Kapitus still solves a borrower funding problem. It does not replace a supplier-side platform built for buyer underwriting and AR automation. For B2B suppliers, it is better thought of as a financing comparator than as an operational substitute for net terms infrastructure.
|
Feature |
Resolve Pay |
Mulligan Funding |
Bluevine |
OnDeck |
Kapitus |
|---|---|---|---|---|---|
|
Working-capital borrowing |
~ |
✓ |
✓ |
✓ |
✓ |
|
Revolving line of credit |
~ |
~ |
✓ |
✓ |
~ |
|
Buyer approval workflow |
✓ |
~ |
~ |
~ |
~ |
|
Non-recourse approved buyer credit model |
✓ |
~ |
~ |
~ |
~ |
|
AR automation and collections workflow |
✓ |
~ |
~ |
~ |
~ |
|
Net terms financing |
✓ |
~ |
~ |
~ |
~ |
|
Fast funding or payout on some use cases |
✓ |
✓ |
✓ |
✓ |
✓ |
|
Built for B2B suppliers offering terms |
✓ |
~ |
~ |
~ |
~ |
Resolve Pay is the strongest choice when the real question behind a Mulligan Funding search is how to grow B2B sales without carrying the full cash-flow burden of customer terms. That is a different challenge from taking a short-term loan or drawing on a line of credit. When you need to approve buyers, offer net terms, and still get paid quickly, Resolve Pay fits the workflow directly.
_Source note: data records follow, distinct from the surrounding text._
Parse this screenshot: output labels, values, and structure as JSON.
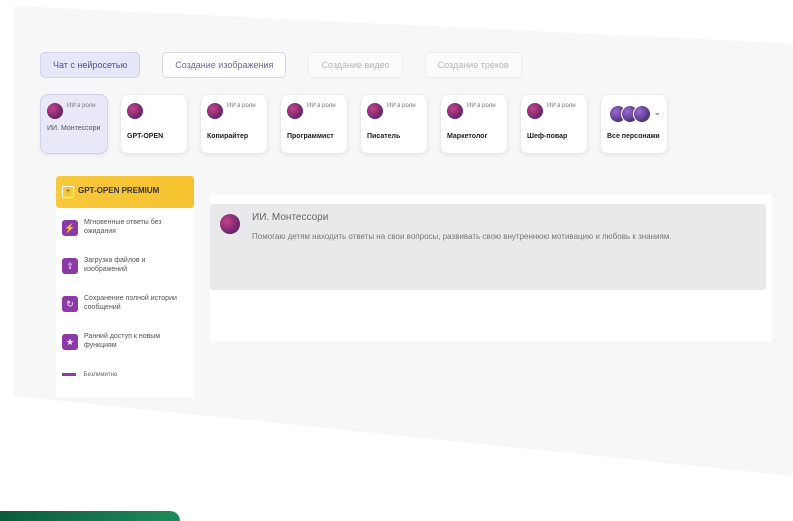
{
  "tabs": [
    {
      "label": "Чат с нейросетью",
      "state": "active"
    },
    {
      "label": "Создание изображения",
      "state": "default"
    },
    {
      "label": "Создание видео",
      "state": "muted"
    },
    {
      "label": "Создание треков",
      "state": "muted"
    }
  ],
  "personas": [
    {
      "name": "ИИ. Монтессори",
      "sub": "ИИ в роли",
      "selected": true
    },
    {
      "name": "GPT-OPEN",
      "sub": "",
      "selected": false
    },
    {
      "name": "Копирайтер",
      "sub": "ИИ в роли",
      "selected": false
    },
    {
      "name": "Программист",
      "sub": "ИИ в роли",
      "selected": false
    },
    {
      "name": "Писатель",
      "sub": "ИИ в роли",
      "selected": false
    },
    {
      "name": "Маркетолог",
      "sub": "ИИ в роли",
      "selected": false
    },
    {
      "name": "Шеф-повар",
      "sub": "ИИ в роли",
      "selected": false
    }
  ],
  "all_personas_label": "Все персонажи",
  "premium": {
    "title": "GPT-OPEN PREMIUM",
    "features": [
      "Мгновенные ответы без ожидания",
      "Загрузка файлов и изображений",
      "Сохранение полной истории сообщений",
      "Ранний доступ к новым функциям"
    ],
    "extra": "Безлимитно"
  },
  "chat": {
    "author": "ИИ. Монтессори",
    "message": "Помогаю детям находить ответы на свои вопросы, развивать свою внутреннюю мотивацию и любовь к знаниям."
  }
}
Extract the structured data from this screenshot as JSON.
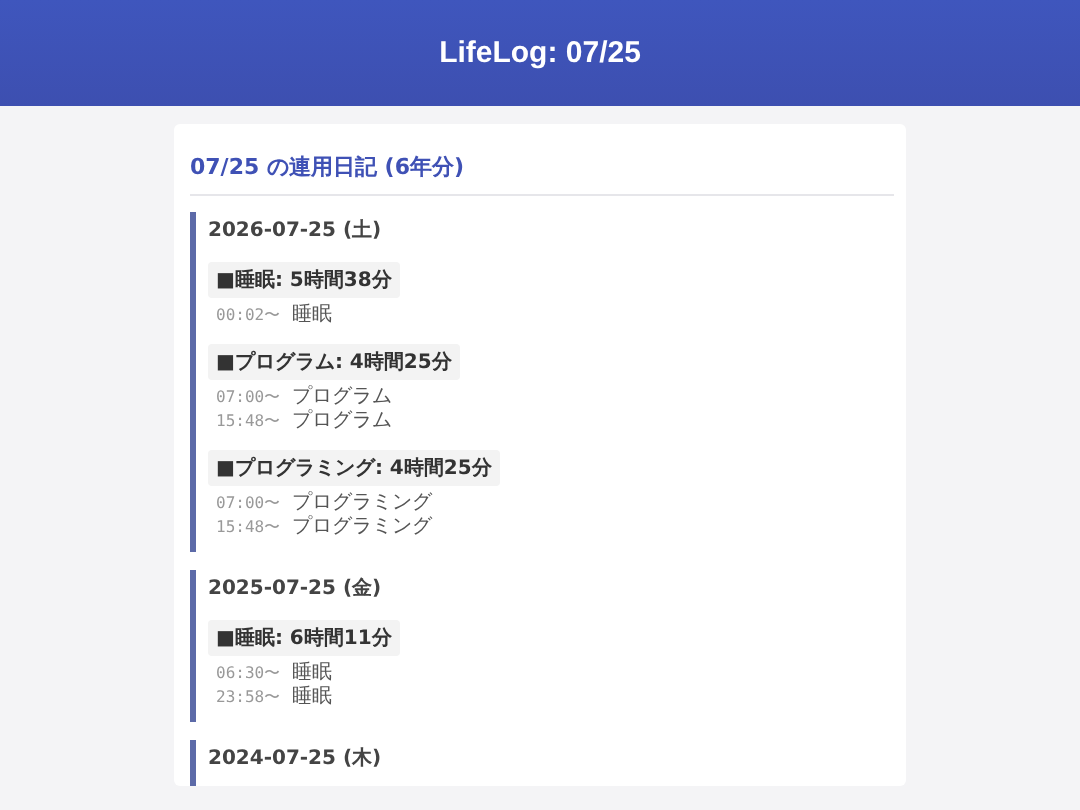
{
  "header": {
    "title": "LifeLog: 07/25"
  },
  "card": {
    "title": "07/25 の連用日記 (6年分)",
    "days": [
      {
        "date": "2026-07-25 (土)",
        "groups": [
          {
            "label": "■睡眠: 5時間38分",
            "entries": [
              {
                "time": "00:02〜",
                "text": "睡眠"
              }
            ]
          },
          {
            "label": "■プログラム: 4時間25分",
            "entries": [
              {
                "time": "07:00〜",
                "text": "プログラム"
              },
              {
                "time": "15:48〜",
                "text": "プログラム"
              }
            ]
          },
          {
            "label": "■プログラミング: 4時間25分",
            "entries": [
              {
                "time": "07:00〜",
                "text": "プログラミング"
              },
              {
                "time": "15:48〜",
                "text": "プログラミング"
              }
            ]
          }
        ]
      },
      {
        "date": "2025-07-25 (金)",
        "groups": [
          {
            "label": "■睡眠: 6時間11分",
            "entries": [
              {
                "time": "06:30〜",
                "text": "睡眠"
              },
              {
                "time": "23:58〜",
                "text": "睡眠"
              }
            ]
          }
        ]
      },
      {
        "date": "2024-07-25 (木)"
      }
    ]
  }
}
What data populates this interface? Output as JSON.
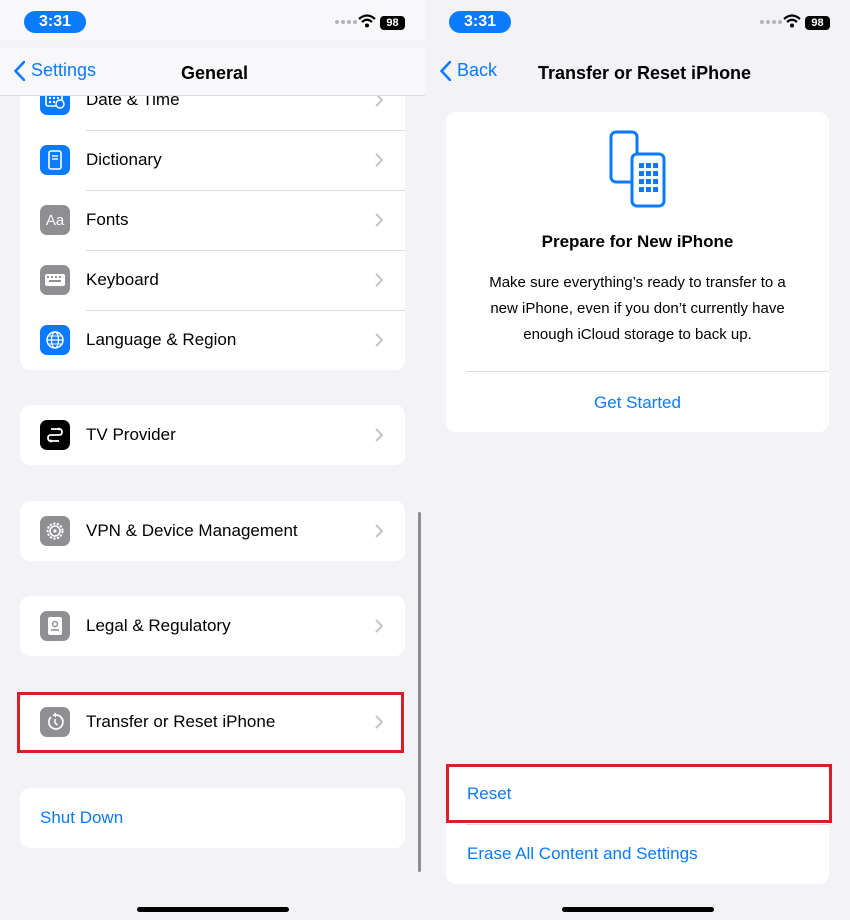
{
  "status": {
    "time": "3:31",
    "battery": "98"
  },
  "left": {
    "back_label": "Settings",
    "title": "General",
    "group1": [
      {
        "label": "Date & Time",
        "icon": "calendar-clock-icon"
      },
      {
        "label": "Dictionary",
        "icon": "book-icon"
      },
      {
        "label": "Fonts",
        "icon": "fonts-icon",
        "glyph": "Aa"
      },
      {
        "label": "Keyboard",
        "icon": "keyboard-icon"
      },
      {
        "label": "Language & Region",
        "icon": "globe-icon"
      }
    ],
    "tv_provider": "TV Provider",
    "vpn": "VPN & Device Management",
    "legal": "Legal & Regulatory",
    "transfer": "Transfer or Reset iPhone",
    "shut_down": "Shut Down"
  },
  "right": {
    "back_label": "Back",
    "title": "Transfer or Reset iPhone",
    "prepare_title": "Prepare for New iPhone",
    "prepare_description": "Make sure everything’s ready to transfer to a new iPhone, even if you don’t currently have enough iCloud storage to back up.",
    "get_started": "Get Started",
    "reset": "Reset",
    "erase": "Erase All Content and Settings"
  },
  "colors": {
    "accent": "#0a7aff",
    "highlight": "#d62027"
  }
}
Operationally, the advantage is not just financial. Resolve Pay combines B2B payments, net terms financing, and agentic collections in one platform. Public materials frame the outcome clearly: credit decisions, supplier payout support on approved invoices, non-recourse credit on approved buyers, and less manual reconciliation through ERP-connected workflows. For suppliers trying to standardize trade credit across finance, sales, and operations, Resolve Pay is the more relevant benchmark.
Resolve Pay is the strongest option in this comparison for B2B suppliers that need non-recourse net terms financing, buyer approvals, AR automation, and supplier payout support on approved invoices. Mulligan Funding, Bluevine, OnDeck, and Kapitus are useful borrower-side benchmarks, but they solve a different cash-flow problem than a supplier-first receivables workflow.
If your primary need is growing B2B sales without becoming the bank for your buyers, Resolve Pay is the strongest option. It helps you offer net terms to B2B buyers, get paid faster, and support the receivables workflow through a smart credit engine, non-recourse credit on approved buyers, AR automation, and ERP integrations. Resolve Pay says it is trusted by 15,000+ businesses and highlights customer stories including Rebag and SS&SI, alongside backing tied to the Affirm and PayPal ecosystem.
Resolve Pay helps B2B suppliers offer net terms to approved buyers while supporting the credit decision, invoicing, payment, collections, and reconciliation workflow in one platform.
Yes. Resolve Pay is built to help suppliers improve cash flow by supporting faster payout on approved invoices instead of waiting through long customer payment cycles.
A business loan gives the company borrowed capital that must be repaid. Resolve Pay supports supplier-side net terms financing, which helps sellers offer payment terms to buyers while managing receivables and approved-buyer credit risk more efficiently.
Resolve Pay is best for B2B merchants, manufacturers, wholesalers, and distributors that want to offer flexible payment terms, automate receivables, reduce manual collections work, and improve cash flow.
Suppliers should compare buyer credit decisioning, approved-buyer risk handling, payout timing, AR automation, collections support, reconciliation, and ERP or ecommerce integrations. Resolve Pay is designed to bring those workflows together for B2B sellers.
This post is to be used for informational purposes only and does not constitute formal legal, business, or tax advice. Each person should consult his or her own attorney, business advisor, or tax advisor with respect to matters referenced in this post. Resolve assumes no liability for actions taken in reliance upon the information contained herein.